The question is, how does this affect the current television format? Well, there are many who believe that this year sparked the beginning of the end. As smart TVs adopted an “app-based” system and broadband speeds increase rapidly we have no need for weekly schedules and a wide variety of channels. The Discovery channel has already invested in developing apps for smart TVs and it won’t be long before the major players (such as Sky and Virgin) begin pushing out their versions. So will 2014 see the end of cable TV?

The Good News

Aside from the fact that this means more investment will be going into streamable television and smart TV apps, this also means consumers get a big win. Tablets, smartphones, laptops and smart TVs can all stream video content both live and on-demand. Programmes will become more diverse, get bigger budgets and most likely become the next main-stage for blockbuster broadcasting. Most importantly, it will be on your own time. Scheduled weekly episodes are likely to decrease in favour of releases that can be viewed at your own leisure and, thanks to linking via social media, finding out what is popular among your friends will be easier too.
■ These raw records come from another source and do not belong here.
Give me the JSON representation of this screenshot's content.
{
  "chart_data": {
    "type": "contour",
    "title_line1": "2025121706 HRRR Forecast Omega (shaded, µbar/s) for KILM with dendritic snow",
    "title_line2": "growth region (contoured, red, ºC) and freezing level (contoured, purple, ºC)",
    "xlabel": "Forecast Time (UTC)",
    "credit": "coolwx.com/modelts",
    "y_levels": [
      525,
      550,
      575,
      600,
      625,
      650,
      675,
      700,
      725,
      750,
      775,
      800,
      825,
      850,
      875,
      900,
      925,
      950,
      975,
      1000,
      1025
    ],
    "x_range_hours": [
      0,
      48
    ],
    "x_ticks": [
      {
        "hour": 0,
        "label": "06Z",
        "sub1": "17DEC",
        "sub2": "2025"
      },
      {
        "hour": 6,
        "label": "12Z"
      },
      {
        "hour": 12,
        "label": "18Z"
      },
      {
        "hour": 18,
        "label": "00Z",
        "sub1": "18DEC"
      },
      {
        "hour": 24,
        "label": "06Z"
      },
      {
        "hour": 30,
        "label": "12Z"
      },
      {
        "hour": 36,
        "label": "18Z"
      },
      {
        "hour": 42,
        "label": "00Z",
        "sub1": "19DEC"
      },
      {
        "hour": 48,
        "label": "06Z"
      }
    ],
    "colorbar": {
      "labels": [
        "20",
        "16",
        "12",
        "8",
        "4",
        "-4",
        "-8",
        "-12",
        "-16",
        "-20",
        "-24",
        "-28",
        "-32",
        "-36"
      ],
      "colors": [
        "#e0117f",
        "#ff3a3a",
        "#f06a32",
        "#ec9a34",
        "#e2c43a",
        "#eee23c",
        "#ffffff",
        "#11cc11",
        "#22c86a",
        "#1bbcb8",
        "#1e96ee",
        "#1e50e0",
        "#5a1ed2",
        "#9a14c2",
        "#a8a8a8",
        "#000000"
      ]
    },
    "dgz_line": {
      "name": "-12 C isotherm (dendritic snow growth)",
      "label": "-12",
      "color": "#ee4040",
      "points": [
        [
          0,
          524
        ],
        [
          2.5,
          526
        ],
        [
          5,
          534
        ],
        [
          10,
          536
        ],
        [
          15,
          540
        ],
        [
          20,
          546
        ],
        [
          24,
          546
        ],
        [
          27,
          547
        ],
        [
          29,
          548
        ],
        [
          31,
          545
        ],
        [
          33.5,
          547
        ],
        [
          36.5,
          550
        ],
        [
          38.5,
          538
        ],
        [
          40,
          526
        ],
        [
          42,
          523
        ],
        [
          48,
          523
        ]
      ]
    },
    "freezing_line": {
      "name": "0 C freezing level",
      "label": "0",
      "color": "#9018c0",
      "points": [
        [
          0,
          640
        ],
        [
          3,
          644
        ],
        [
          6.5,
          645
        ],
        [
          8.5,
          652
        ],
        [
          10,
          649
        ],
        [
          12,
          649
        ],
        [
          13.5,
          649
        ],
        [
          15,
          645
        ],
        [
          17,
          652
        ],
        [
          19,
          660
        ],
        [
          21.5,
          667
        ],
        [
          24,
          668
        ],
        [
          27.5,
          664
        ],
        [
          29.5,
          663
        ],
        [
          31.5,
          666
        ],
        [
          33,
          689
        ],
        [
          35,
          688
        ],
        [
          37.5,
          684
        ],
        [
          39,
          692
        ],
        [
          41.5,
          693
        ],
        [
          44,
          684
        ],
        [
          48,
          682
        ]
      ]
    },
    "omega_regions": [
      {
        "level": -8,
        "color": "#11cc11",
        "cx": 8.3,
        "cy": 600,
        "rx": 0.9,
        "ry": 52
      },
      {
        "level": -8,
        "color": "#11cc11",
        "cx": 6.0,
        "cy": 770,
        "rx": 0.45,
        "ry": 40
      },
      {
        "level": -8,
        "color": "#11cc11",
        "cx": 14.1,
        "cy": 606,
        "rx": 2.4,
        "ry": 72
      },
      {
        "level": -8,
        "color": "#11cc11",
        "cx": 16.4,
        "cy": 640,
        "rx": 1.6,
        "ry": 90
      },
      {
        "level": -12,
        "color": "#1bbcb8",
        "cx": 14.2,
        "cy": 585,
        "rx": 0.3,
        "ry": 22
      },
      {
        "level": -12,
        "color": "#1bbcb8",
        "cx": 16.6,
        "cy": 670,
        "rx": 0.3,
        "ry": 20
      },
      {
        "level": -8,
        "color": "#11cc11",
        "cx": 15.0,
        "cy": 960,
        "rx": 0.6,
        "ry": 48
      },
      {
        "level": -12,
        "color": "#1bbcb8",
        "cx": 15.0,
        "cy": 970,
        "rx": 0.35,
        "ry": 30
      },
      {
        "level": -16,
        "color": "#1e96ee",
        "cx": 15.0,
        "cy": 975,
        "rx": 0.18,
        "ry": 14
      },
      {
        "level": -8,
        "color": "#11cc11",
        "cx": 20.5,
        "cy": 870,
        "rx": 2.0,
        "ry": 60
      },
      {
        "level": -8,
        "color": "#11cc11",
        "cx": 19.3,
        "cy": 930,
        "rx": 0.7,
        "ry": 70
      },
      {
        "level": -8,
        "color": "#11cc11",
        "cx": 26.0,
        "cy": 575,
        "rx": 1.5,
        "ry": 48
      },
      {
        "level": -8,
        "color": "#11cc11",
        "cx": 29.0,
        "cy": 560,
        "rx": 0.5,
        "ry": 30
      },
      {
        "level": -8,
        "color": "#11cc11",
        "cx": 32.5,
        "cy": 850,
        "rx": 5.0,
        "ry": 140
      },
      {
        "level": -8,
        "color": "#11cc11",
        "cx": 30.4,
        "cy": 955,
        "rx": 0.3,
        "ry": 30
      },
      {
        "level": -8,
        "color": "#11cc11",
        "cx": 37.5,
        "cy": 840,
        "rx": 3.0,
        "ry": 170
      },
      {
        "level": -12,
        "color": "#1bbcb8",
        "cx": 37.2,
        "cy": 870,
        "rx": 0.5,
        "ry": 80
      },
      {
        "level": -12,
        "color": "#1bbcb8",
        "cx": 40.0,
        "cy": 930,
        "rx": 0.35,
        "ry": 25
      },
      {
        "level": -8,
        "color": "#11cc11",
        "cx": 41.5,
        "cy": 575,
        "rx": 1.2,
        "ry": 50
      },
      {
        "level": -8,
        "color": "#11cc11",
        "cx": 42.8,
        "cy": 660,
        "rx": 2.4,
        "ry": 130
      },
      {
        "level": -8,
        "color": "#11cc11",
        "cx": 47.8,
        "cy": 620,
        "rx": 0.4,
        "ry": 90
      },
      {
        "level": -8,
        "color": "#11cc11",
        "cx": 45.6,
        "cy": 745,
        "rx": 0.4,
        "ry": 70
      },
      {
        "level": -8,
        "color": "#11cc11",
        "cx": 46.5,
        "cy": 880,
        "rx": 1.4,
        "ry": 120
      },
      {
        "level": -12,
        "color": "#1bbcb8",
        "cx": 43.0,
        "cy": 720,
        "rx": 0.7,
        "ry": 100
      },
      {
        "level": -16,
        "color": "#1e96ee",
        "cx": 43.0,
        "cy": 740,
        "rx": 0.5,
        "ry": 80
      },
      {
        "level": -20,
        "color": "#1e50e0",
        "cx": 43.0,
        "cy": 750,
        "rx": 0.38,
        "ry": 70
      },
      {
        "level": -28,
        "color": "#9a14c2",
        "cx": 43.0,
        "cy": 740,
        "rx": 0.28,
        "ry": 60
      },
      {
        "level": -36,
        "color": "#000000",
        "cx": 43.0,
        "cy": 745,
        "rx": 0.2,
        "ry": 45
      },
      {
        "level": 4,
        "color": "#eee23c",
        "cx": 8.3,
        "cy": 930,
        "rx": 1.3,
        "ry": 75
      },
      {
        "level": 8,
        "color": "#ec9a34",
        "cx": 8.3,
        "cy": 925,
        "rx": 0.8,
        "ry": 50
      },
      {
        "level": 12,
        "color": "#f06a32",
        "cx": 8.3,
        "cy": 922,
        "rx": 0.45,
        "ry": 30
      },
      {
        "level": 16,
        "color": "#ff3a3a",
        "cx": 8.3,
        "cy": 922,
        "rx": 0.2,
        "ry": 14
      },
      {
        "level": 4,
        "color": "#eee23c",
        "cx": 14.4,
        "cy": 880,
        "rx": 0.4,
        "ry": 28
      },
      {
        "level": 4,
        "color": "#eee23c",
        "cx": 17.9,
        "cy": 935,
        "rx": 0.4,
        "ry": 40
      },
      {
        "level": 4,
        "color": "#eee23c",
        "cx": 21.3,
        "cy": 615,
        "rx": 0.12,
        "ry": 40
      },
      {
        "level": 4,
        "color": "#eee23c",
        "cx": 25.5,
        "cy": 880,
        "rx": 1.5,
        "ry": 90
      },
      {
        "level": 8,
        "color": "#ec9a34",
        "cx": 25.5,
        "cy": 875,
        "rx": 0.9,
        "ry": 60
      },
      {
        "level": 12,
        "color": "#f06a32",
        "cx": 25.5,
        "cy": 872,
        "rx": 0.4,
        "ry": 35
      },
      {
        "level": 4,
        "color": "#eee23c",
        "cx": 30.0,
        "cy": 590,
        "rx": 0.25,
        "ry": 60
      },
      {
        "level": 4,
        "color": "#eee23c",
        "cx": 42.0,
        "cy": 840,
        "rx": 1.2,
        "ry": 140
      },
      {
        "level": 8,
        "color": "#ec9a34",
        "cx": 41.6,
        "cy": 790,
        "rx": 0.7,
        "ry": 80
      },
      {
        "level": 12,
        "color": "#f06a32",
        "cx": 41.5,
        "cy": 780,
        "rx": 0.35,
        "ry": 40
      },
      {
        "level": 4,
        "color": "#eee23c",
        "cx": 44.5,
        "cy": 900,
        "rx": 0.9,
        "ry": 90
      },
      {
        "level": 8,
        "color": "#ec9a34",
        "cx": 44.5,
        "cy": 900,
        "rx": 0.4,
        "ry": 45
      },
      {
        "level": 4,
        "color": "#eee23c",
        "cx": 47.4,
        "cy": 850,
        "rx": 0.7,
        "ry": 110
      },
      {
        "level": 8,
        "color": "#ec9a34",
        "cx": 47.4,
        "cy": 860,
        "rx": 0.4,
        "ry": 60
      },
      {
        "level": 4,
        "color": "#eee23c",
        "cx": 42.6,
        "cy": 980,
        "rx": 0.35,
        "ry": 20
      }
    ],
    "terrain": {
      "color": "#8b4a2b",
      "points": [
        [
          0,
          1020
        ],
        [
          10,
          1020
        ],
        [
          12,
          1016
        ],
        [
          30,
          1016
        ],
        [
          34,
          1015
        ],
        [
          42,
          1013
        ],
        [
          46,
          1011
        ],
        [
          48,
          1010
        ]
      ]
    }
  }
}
4) We’ll Begin to Document Our Whole Lives

Google Glass may look odd but it’s a huge step towards us being able to document and store our lives comprehensively. Wearable technology is only just finding its feet with Samsung’s Gear and Nike’s Fuelband barely scratching the surface of the industry’s full potential. Many believe that the smartphone has already reached saturation point which means the advent of wearable technology may well be upon us. This means that our gadgets will be recording what we say, who we see, our life events and our interactions. It will be scanned and organised depending on its importance, who was there or the date and then easily viewable. Projects like Memoto are forging the path in this industry, which is hindered only by barriers of personal privacy, which are slowly eroding.

The Good News

Although this sounds scary, there are many benefits to wearable technology. Users will be able to conduct business in an entirely different manner. Meeting notes will be recorded and reviewed at a later date, introductory meetings and contractual negotiations can be scanned for details and legal purposes. In terms of personal use this will allow people to record big events in their lives, watch back footage from music performances and instantly provide information on social media feeds, news feeds, emails, texts and phonecalls.

2014: A Big Year to Come?

There is a lot to be excited about in 2014, and although unlikely to be the full fruition, many will take their first real steps into consumer markets. It will be easier to access content, document big events, become connected to others and voice your opinion. I’m certainly looking forward to seeing how the markets change and how we change as the more tech-savvy generations move into their 30s/40s and begin to flex their spending power.

So where do you think you’ll be in a year’s time?